Our examination of specific subcategories of medical claims costs revealed no differences in office visit, emergency department, or laboratory/pathology postsurgical costs between the WLS group and the nonsurgical group. It is unclear why there are no reported differences between the non-WLS and WLS group; however, one may speculate that the costs of these claims were relatively low initially, thus making it difficult to produce a statistically significant finding. In the one distinct subcategory in which a sustained cost difference was found (sleep facilities), the cost differences between the two groups is small, highly variable from year to year, and accounts for only a small portion of total medical costs. Most of the differences in costs were for expenditures not categorized into the existing categories (ie, "remaining" costs). This suggests the need for more fine-grained analyses of post-WLS medical expenditures changes in future studies. Interestingly, costs for the nonsurgical group increased substantially during the first year postsurgery, primarily due to an increase in "remaining medical services." Unfortunately, the cause for this is unknown.

Our results are similar to past research showing a rapid decrease in total pharmacy expenditures following WLS; however, whereas most previous researchers have examined medication costs for a few years postsurgery, our study was able to report on medication cost changes for 6 years postsurgery. Unfortunately, the lower total pharmacy costs for WLS patients seen in the first few years after surgery were not maintained, despite the finding that the WLS group had significantly lower expenditures for antidiabetic agents, antihypertensive agents, and dyslipidemic agents through all 6 postsurgical years. Notably, the results of the present study are consistent with a report from the Swedish Obese Subjects study, which also reported the absence of a reduction in total medication costs for a 6-year post-WLS period.

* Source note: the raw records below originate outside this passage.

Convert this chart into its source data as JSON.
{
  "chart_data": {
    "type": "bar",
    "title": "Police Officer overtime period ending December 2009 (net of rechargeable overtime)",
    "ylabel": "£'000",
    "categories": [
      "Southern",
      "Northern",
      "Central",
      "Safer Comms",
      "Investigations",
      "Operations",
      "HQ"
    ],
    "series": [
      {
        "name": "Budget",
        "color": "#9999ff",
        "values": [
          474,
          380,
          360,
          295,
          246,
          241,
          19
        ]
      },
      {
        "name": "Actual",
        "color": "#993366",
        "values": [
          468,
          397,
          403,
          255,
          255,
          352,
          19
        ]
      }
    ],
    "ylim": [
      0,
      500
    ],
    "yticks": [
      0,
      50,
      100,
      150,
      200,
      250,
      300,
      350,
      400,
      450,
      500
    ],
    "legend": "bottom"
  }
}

Our study suggests that a long-term return on investment and future cost savings may not occur in all populations and is not likely to be obtained as rapidly as some studies have suggested. It should be noted that researchers have cautioned against the use of return on investment as a requirement for insurance agencies to reimburse for WLS, and instead argue that the ability of WLS to treat medical conditions with superior cost-effectiveness than other approaches is a more appropriate guide for reimbursement determinations. In addition, it is relevant that in this and other similar studies, the effects of WLS on changes in worker productivity, which may be more costly than the medical costs, are not considered.

There are limitations to our study. First, although we examined subcategories of cost, we were not able to examine all of the possible subcategories and thereby fully describe all medical and pharmacy cost changes. The results of the present study suggest that future studies may benefit from analyzing a wider spectrum of medical and pharmacy cost subcategories. An additional limitation is that we do not have full demographic data (eg, race, educational attainment) or comprehensive medical data on the non-WLS obese group, and thus cannot fully attest to the comparability of our control group. Nonetheless, the non-WLS group comprised individuals who were initially interested in WLS, and their healthcare costs were similar to that of the WLS group before surgery, suggesting that both groups were relatively similar with respect to the variables examined.